In May 2022, the European Commission approved polatuzumab vedotin plus R-CHP for use in adult patients with previously untreated DLBCL based on results from POLARIX.3
The international, randomized, double-blind, placebo-controlled POLARIX study evaluated the efficacy, safety, and pharmacokinetics of polatuzumab vedotin plus R-CHP vs R-CHOP in patients with previously untreated CD20-positive DLBCL.4 Patients were required to have an international prognostic index score of 2-5, an ECOG performance status of 0 to 2, a life expectancy of at least 12 months, and adequate hematologic function.
Key exclusion criteria included a history of severe allergic, anaphylactic reactions to humanized or murine monoclonal antibodies, or known sensitivity or allergy to murine products; a contraindication to any of the individual components of CHOP, including prior receipt of anthracyclines; prior organ transplantation; current grade greater than 1 peripheral neuropathy by clinical examination; a history of indolent lymphoma or follicular lymphoma grade 3B; B-cell lymphoma, unclassifiable, with features intermediate between DLBCL and classical Hodgkin lymphoma; primary mediastinal LBCL; or Burkitt lymphoma.
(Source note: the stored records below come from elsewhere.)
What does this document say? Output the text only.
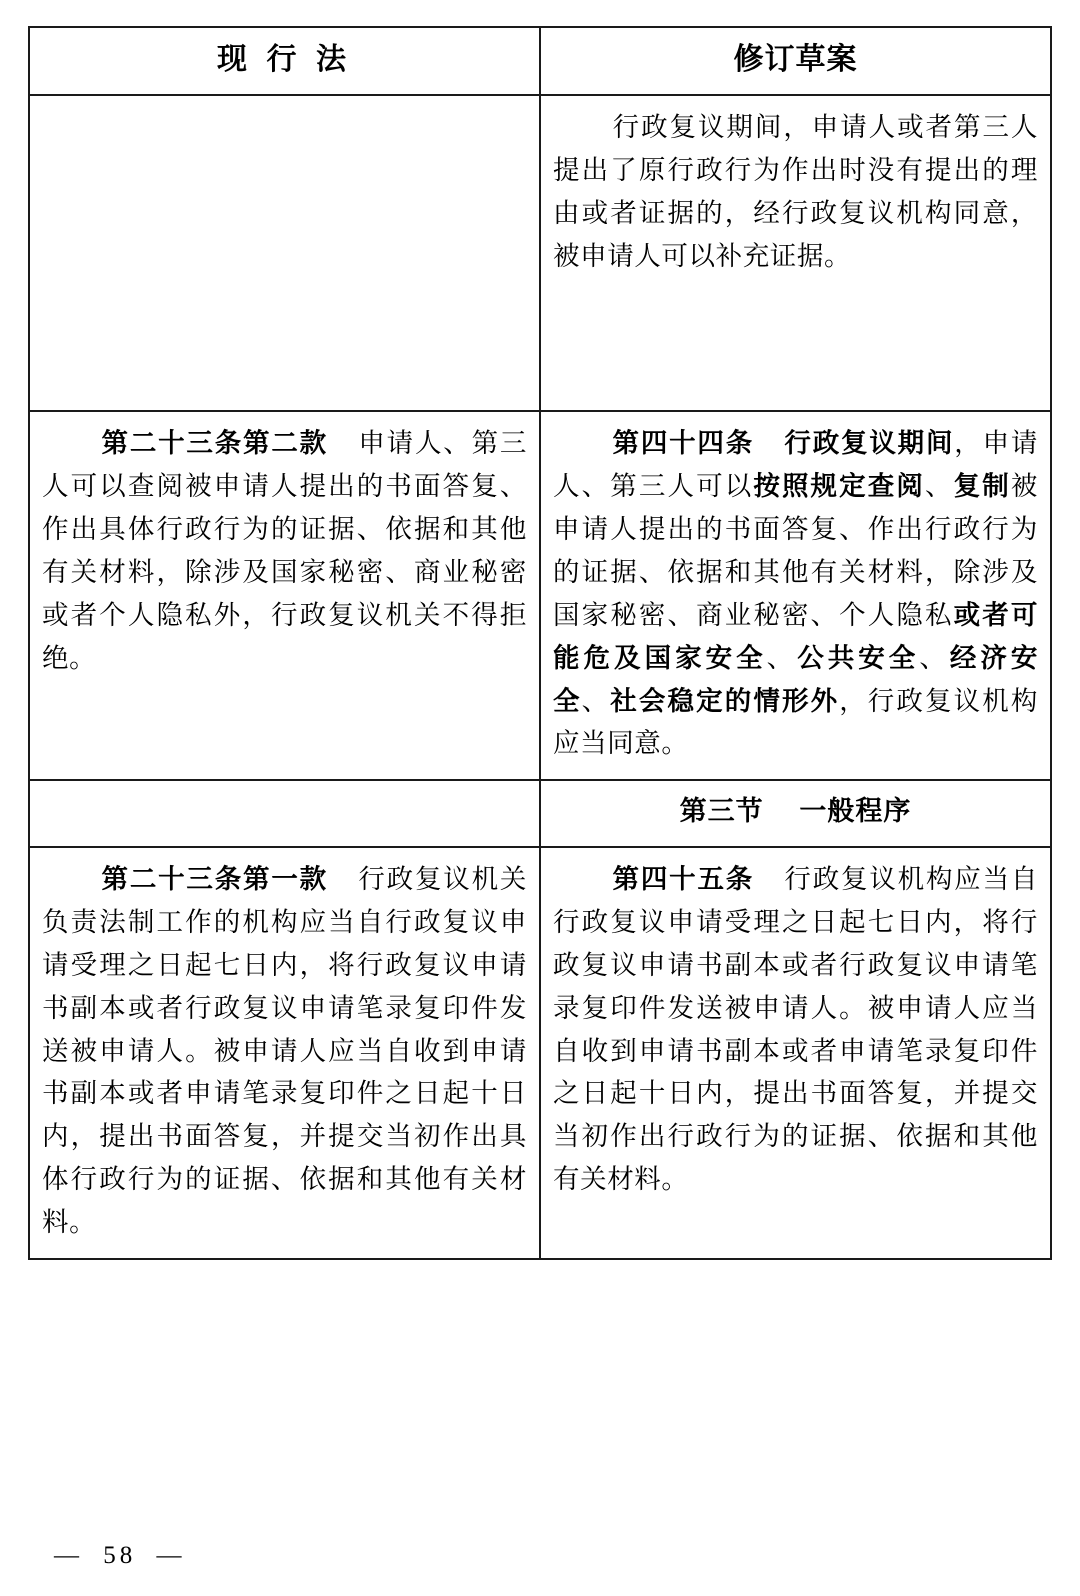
现 行 法	修订草案

	行政复议期间，申请人或者第三人提出了原行政行为作出时没有提出的理由或者证据的，经行政复议机构同意，被申请人可以补充证据。

第二十三条第二款 申请人、第三人可以查阅被申请人提出的书面答复、作出具体行政行为的证据、依据和其他有关材料，除涉及国家秘密、商业秘密或者个人隐私外，行政复议机关不得拒绝。	第四十四条 行政复议期间，申请人、第三人可以按照规定查阅、复制被申请人提出的书面答复、作出行政行为的证据、依据和其他有关材料，除涉及国家秘密、商业秘密、个人隐私或者可能危及国家安全、公共安全、经济安全、社会稳定的情形外，行政复议机构应当同意。

	第三节　 一般程序

第二十三条第一款 行政复议机关负责法制工作的机构应当自行政复议申请受理之日起七日内，将行政复议申请书副本或者行政复议申请笔录复印件发送被申请人。被申请人应当自收到申请书副本或者申请笔录复印件之日起十日内，提出书面答复，并提交当初作出具体行政行为的证据、依据和其他有关材料。	第四十五条 行政复议机构应当自行政复议申请受理之日起七日内，将行政复议申请书副本或者行政复议申请笔录复印件发送被申请人。被申请人应当自收到申请书副本或者申请笔录复印件之日起十日内，提出书面答复，并提交当初作出行政行为的证据、依据和其他有关材料。
— 58 —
Once enrolled, patients were randomly assigned to 1.8 mg/kg of polatuzumab vedotin once per day plus 375 mg/m2 of rituximab, 750 mg/m2 of cyclophosphamide, and 50 mg/m2 of doxorubicin for six 21-day cycles (n = 440) or standard-of-care R-CHOP (n = 439). All patients received 375 mg/m2 of rituximab per day for cycles 7 and 8.
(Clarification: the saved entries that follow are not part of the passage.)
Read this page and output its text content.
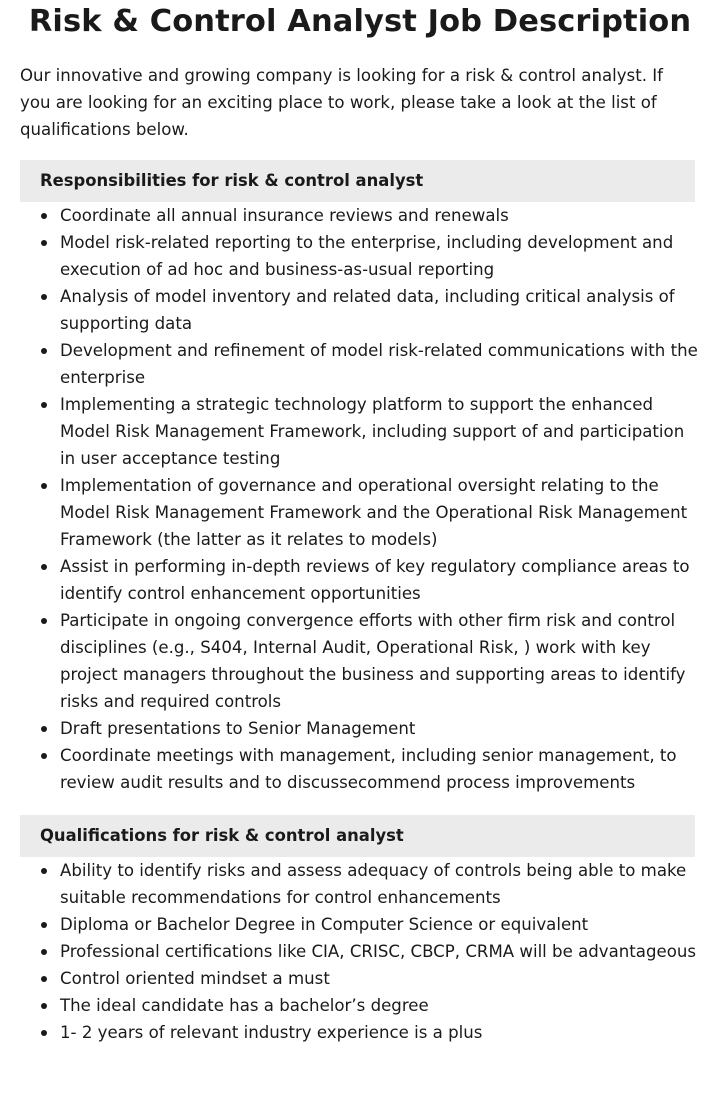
Risk & Control Analyst Job Description

Our innovative and growing company is looking for a risk & control analyst. If you are looking for an exciting place to work, please take a look at the list of qualifications below.

Responsibilities for risk & control analyst
Coordinate all annual insurance reviews and renewals
Model risk-related reporting to the enterprise, including development and execution of ad hoc and business-as-usual reporting
Analysis of model inventory and related data, including critical analysis of supporting data
Development and refinement of model risk-related communications with the enterprise
Implementing a strategic technology platform to support the enhanced Model Risk Management Framework, including support of and participation in user acceptance testing
Implementation of governance and operational oversight relating to the Model Risk Management Framework and the Operational Risk Management Framework (the latter as it relates to models)
Assist in performing in-depth reviews of key regulatory compliance areas to identify control enhancement opportunities
Participate in ongoing convergence efforts with other firm risk and control disciplines (e.g., S404, Internal Audit, Operational Risk, ) work with key project managers throughout the business and supporting areas to identify risks and required controls
Draft presentations to Senior Management
Coordinate meetings with management, including senior management, to review audit results and to discussecommend process improvements
Qualifications for risk & control analyst
Ability to identify risks and assess adequacy of controls being able to make suitable recommendations for control enhancements
Diploma or Bachelor Degree in Computer Science or equivalent
Professional certifications like CIA, CRISC, CBCP, CRMA will be advantageous
Control oriented mindset a must
The ideal candidate has a bachelor’s degree
1- 2 years of relevant industry experience is a plus
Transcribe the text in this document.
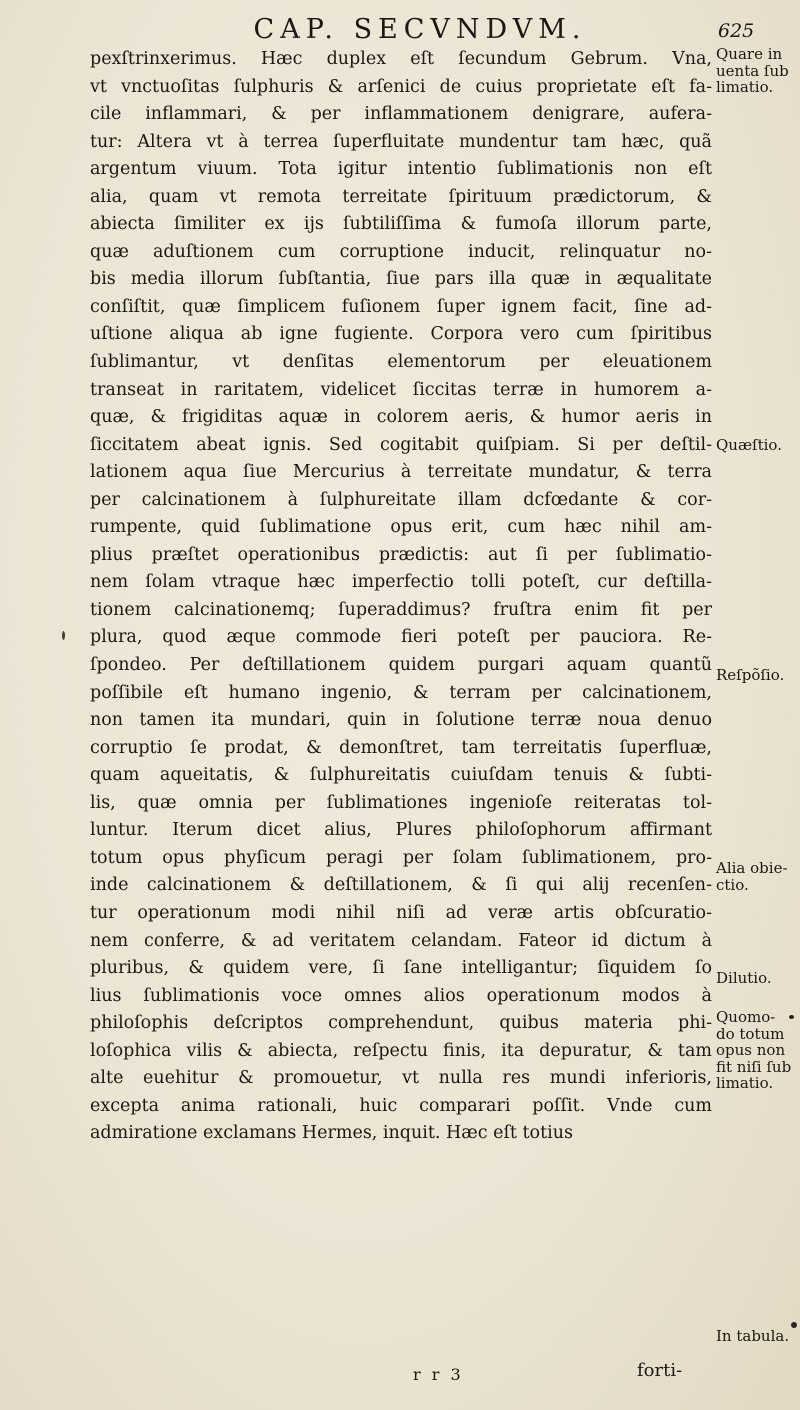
CAP. SECVNDVM.	625
pexſtrinxerimus. Hæc duplex eſt ſecundum Gebrum. Vna,
vt vnctuoſitas ſulphuris & arſenici de cuius proprietate eſt fa-
cile inflammari, & per inflammationem denigrare, aufera-
tur: Altera vt à terrea ſuperfluitate mundentur tam hæc, quã
argentum viuum. Tota igitur intentio ſublimationis non eſt
alia, quam vt remota terreitate ſpirituum prædictorum, &
abiecta ſimiliter ex ijs ſubtiliſſima & fumoſa illorum parte,
quæ aduſtionem cum corruptione inducit, relinquatur no-
bis media illorum ſubſtantia, ſiue pars illa quæ in æqualitate
conſiſtit, quæ ſimplicem fuſionem ſuper ignem facit, ſine ad-
uſtione aliqua ab igne fugiente. Corpora vero cum ſpiritibus
ſublimantur, vt denſitas elementorum per eleuationem
transeat in raritatem, videlicet ſiccitas terræ in humorem a-
quæ, & frigiditas aquæ in colorem aeris, & humor aeris in
ſiccitatem abeat ignis. Sed cogitabit quiſpiam. Si per deſtil-
lationem aqua ſiue Mercurius à terreitate mundatur, & terra
per calcinationem à ſulphureitate illam dcfœdante & cor-
rumpente, quid ſublimatione opus erit, cum hæc nihil am-
plius præſtet operationibus prædictis: aut ſi per ſublimatio-
nem ſolam vtraque hæc imperfectio tolli poteſt, cur deſtilla-
tionem calcinationemq; ſuperaddimus? fruſtra enim fit per
plura, quod æque commode fieri poteſt per pauciora. Re-
ſpondeo. Per deſtillationem quidem purgari aquam quantũ
poſſibile eſt humano ingenio, & terram per calcinationem,
non tamen ita mundari, quin in ſolutione terræ noua denuo
corruptio ſe prodat, & demonſtret, tam terreitatis ſuperfluæ,
quam aqueitatis, & ſulphureitatis cuiuſdam tenuis & ſubti-
lis, quæ omnia per ſublimationes ingenioſe reiteratas tol-
luntur. Iterum dicet alius, Plures philoſophorum affirmant
totum opus phyſicum peragi per ſolam ſublimationem, pro-
inde calcinationem & deſtillationem, & ſi qui alij recenſen-
tur operationum modi nihil niſi ad veræ artis obſcuratio-
nem conferre, & ad veritatem celandam. Fateor id dictum à
pluribus, & quidem vere, ſi ſane intelligantur; ſiquidem ſo
lius ſublimationis voce omnes alios operationum modos à
philoſophis deſcriptos comprehendunt, quibus materia phi-
loſophica vilis & abiecta, reſpectu finis, ita depuratur, & tam
alte euehitur & promouetur, vt nulla res mundi inferioris,
excepta anima rationali, huic comparari poſſit. Vnde cum
admiratione exclamans Hermes, inquit. Hæc eſt totius
Quare in
uenta ſub
limatio.
Quæſtio.
Reſpõſio.
Alia obie-
ctio.
Dilutio.
Quomo-
do totum
opus non
fit niſi ſub
limatio.
In tabula.
r r 3	forti-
The primary end point was investigator-assessed PFS. Key secondary end points included event-free survival (EFS), end-of-treatment PET-CT complete response (CR) rate, disease-free survival (DFS), overall survival (OS), and safety.
Additional data showed that polatuzumab vedotin plus R-CHP elicited an EFS benefit (HR, 0.75; 95% CI, 0.58-0.96; P = .02).2 There was no significant difference between PET-CR rate at end of treatment (78.0% vs 74.0%; P =.16), though DFS results suggested that responses are more durable with the experimental combination (HR, 0.70; 95% CI, 0.50-0.98). There was no significant difference in OS between the treatment arms (HR, 0.94; 95% CI, 0.65-1.37; P = 0.75).